According to the Bureau of Statistics, the richest 20 per cent of the population have over 60 per cent of the nation’s wealth, while the poorest fifth have only one per cent.

It is the students from these wealthy homes who will earn more; be able to pay off their mortgages quicker; live in nicer neighborhoods; be able to afford private health insurance, dental procedures, medications and diagnostic scans; care less about GP co-payments; funnel more into superannuation; and probably live longer and healthier lives.

The government is right to say that someone needs to pay the bill. Given that, as a university graduate, I will earn more over my working life, it is only fair that I contribute to the rising cost of higher education, and to healthcare as well.

What is categorically unfair, however, is when the burden of payment falls heaviest on the poor and lightest on the rich.

Until every student, gender, religion, race, sexual orientation and socioeconomic class gets an equal share of the benefits, and cops a fair share of the price, of being an Australian, I will be upset about your scholarship, and the unfairness it represents.

Yes, I am naive, as was Joe Hockey at our age.
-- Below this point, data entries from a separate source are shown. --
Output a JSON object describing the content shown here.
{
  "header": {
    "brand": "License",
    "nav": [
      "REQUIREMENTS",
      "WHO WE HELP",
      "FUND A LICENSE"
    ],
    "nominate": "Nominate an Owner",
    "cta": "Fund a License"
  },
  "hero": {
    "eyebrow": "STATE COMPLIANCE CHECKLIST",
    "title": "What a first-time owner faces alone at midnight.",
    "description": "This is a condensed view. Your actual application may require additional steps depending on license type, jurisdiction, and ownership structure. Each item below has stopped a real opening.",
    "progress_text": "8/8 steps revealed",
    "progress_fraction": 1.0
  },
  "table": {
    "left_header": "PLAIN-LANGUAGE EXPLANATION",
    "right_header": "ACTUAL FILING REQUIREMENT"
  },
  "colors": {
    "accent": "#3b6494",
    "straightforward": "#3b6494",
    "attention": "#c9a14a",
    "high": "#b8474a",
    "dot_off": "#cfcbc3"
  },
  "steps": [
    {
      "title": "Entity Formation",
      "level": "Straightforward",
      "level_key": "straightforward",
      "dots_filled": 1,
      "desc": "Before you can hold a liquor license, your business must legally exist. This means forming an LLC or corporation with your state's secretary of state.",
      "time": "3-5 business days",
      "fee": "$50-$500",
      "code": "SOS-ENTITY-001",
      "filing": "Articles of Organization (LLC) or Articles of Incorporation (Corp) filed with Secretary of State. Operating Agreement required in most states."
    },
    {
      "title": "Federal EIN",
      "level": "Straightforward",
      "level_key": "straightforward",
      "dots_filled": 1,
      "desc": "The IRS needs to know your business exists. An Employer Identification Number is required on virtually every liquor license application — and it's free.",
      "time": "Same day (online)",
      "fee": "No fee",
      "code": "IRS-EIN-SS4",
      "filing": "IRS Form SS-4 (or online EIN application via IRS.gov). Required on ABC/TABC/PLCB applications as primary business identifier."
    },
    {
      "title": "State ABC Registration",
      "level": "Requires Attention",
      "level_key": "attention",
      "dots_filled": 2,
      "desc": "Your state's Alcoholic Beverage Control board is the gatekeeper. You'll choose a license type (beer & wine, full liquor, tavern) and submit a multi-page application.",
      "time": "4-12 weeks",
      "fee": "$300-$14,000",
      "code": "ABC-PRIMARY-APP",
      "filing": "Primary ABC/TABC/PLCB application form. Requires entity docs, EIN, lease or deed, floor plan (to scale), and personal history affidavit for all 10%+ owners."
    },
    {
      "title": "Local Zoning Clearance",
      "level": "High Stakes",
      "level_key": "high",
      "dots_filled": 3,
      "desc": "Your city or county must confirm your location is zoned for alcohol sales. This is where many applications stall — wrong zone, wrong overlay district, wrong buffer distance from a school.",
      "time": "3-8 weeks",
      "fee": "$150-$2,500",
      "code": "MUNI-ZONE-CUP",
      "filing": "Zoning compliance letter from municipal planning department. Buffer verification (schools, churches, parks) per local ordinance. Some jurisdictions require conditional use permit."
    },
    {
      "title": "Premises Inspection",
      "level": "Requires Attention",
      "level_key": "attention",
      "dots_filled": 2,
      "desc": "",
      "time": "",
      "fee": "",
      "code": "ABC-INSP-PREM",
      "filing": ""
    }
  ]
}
Back in 1987, he led protests against the introduction of a $250 upfront tuition fee (which in today’s dollars would be approximately $550).

I can only hope that as my anger, like that of Mr Hockey, recedes into middle-aged contentment, and that as my HECS-HELP debt is (very) slowly paid down, the unfairness in our society will also fade. Fat chance.

Your namesake, Pope Francis, posted these words on Twitter last month: “Inequality is the root of social evil.”

For now, I’m angry – not at you – but at a society that appears to reward those who already have so much.